Jennifer Lawrence übernahm einmal mehr die Rolle der Katniss Everdeen. Souverän zeigte sie, dass sie eine großartige Schauspielerin ist und zeigt uns die Zerissenheit Katniss‘. Sie wurde in die Rolle der Heldin gepresst, von allen Seiten nur benutzt und versucht noch immer ihre eigenen moralischen Entscheidungen durchzusetzen. Doch im Krieg scheint es keine Regeln mehr zu geben.

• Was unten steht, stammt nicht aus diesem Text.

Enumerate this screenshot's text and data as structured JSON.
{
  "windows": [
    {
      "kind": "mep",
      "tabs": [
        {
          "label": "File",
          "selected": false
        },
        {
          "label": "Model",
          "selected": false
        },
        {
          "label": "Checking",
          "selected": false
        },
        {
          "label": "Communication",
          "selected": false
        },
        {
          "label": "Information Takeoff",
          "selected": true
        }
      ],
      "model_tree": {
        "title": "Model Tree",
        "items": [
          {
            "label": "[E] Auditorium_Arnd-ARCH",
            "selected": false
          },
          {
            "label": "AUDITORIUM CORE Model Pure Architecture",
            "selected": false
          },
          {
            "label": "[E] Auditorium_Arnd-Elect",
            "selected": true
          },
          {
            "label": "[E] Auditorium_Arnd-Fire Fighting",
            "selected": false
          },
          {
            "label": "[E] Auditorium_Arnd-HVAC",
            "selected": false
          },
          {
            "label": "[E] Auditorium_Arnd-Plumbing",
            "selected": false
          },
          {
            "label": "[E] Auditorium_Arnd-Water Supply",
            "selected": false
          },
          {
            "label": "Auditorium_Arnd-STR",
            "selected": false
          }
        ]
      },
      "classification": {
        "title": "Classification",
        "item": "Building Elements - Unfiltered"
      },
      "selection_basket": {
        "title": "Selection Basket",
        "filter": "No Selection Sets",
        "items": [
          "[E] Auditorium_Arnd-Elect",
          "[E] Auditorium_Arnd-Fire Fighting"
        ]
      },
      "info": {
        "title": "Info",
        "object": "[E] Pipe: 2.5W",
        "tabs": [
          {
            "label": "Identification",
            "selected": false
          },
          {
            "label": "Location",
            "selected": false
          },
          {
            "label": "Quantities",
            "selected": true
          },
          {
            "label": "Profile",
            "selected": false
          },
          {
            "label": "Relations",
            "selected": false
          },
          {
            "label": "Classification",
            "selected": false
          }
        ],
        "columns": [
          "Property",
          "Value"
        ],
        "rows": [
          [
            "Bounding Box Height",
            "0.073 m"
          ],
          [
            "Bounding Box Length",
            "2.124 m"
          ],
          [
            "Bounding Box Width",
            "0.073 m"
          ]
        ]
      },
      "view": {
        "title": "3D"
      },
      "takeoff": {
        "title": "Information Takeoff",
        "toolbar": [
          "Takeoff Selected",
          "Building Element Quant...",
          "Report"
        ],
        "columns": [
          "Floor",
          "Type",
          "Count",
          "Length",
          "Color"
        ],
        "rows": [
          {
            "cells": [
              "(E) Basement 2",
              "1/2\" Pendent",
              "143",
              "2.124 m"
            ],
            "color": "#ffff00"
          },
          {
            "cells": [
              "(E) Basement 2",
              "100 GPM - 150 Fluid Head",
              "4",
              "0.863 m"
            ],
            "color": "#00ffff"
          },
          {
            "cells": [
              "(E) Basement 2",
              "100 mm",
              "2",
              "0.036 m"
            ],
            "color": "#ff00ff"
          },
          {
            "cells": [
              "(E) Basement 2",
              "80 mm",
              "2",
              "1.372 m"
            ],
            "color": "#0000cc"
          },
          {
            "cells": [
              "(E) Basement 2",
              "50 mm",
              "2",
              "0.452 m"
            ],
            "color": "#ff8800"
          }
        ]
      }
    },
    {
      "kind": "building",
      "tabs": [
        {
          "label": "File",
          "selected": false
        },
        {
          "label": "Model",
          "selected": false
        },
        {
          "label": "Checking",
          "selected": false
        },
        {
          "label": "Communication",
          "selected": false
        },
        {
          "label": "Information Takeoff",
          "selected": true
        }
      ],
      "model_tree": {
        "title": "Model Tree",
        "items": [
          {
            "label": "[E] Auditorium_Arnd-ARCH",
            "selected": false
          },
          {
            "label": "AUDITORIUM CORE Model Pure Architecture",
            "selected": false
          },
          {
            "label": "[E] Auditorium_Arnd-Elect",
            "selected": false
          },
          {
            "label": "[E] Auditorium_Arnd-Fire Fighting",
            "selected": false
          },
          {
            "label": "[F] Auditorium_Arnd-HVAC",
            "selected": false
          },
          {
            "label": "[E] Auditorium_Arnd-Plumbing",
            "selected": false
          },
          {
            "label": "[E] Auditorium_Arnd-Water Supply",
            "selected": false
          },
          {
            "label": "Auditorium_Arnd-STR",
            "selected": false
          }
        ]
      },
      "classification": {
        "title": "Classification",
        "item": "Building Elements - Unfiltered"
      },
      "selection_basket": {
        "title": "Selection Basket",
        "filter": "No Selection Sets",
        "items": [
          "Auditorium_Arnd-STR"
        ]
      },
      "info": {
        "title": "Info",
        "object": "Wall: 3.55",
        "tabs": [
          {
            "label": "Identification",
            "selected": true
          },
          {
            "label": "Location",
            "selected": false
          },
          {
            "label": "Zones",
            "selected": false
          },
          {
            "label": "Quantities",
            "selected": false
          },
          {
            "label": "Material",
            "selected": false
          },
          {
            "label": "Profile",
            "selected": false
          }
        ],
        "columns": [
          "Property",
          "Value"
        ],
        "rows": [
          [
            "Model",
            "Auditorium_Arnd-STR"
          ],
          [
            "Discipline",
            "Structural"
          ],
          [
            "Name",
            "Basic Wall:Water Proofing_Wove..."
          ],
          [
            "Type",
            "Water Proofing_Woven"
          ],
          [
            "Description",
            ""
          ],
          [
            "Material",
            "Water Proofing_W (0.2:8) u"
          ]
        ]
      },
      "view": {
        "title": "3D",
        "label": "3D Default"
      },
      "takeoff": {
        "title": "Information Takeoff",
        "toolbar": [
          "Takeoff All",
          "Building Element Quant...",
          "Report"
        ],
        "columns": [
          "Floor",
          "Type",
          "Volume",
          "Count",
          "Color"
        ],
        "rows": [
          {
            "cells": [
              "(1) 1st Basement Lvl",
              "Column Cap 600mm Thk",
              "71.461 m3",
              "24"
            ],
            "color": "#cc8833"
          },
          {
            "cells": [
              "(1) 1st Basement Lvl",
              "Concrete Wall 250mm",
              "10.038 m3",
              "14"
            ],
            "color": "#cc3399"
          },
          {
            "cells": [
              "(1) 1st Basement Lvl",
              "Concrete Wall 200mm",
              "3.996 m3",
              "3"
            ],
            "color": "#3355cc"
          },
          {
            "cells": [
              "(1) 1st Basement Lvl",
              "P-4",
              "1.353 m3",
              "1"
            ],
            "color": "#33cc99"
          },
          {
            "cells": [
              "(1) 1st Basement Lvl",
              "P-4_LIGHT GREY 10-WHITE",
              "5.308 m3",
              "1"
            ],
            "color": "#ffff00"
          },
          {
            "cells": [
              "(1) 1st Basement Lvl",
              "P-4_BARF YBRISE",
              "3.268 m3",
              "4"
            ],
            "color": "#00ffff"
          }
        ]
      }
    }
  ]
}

Josh Hutcherson übernahm einmal mehr die Rolle des Peeta Mellark. Er überrascht in seiner Rolle wohl am meisten. Eher zurückhaltend spielend, so lernte der Zuschauer Hutcherson in den ersten drei Filmen kennen. Doch im vierten zeigt er nun, was wirklich in ihm steckt. Durch das Gift der Jägerwespe weiß Peeta nicht mehr, was real ist und was nicht. Diese Zerissenheit steht bei ihm im Vordergrund. Hutcherson zeigt die verschiedensten Gefühlsregungen auf einer großzügigen Palette, so dass dem Zuschauer selbst seine Gedanken klar erscheinen. Damit sticht er den sehr blass spielenden Liam Hemsworth komplett aus. Denn dieser scheint den ganzen Film über nur die verbitterte Miene im Repertoir zu haben. An einigen Stellen mag es zwar passend sein, aber trotzdem sollte ein guter Schauspieler seine Miene auch wechseln können. Denn gerade in seiner letzten Szene ist es überhaupt nicht mehr passend und nimmt der Szene wichtige Gefühle, die Lawrence allein nicht ausfüllen kann.

Alles in allem ist Mockingjay 2 ein würdiger Abschluss für die Reihe und erhält dafür 08 von 10 möglichen Punkten.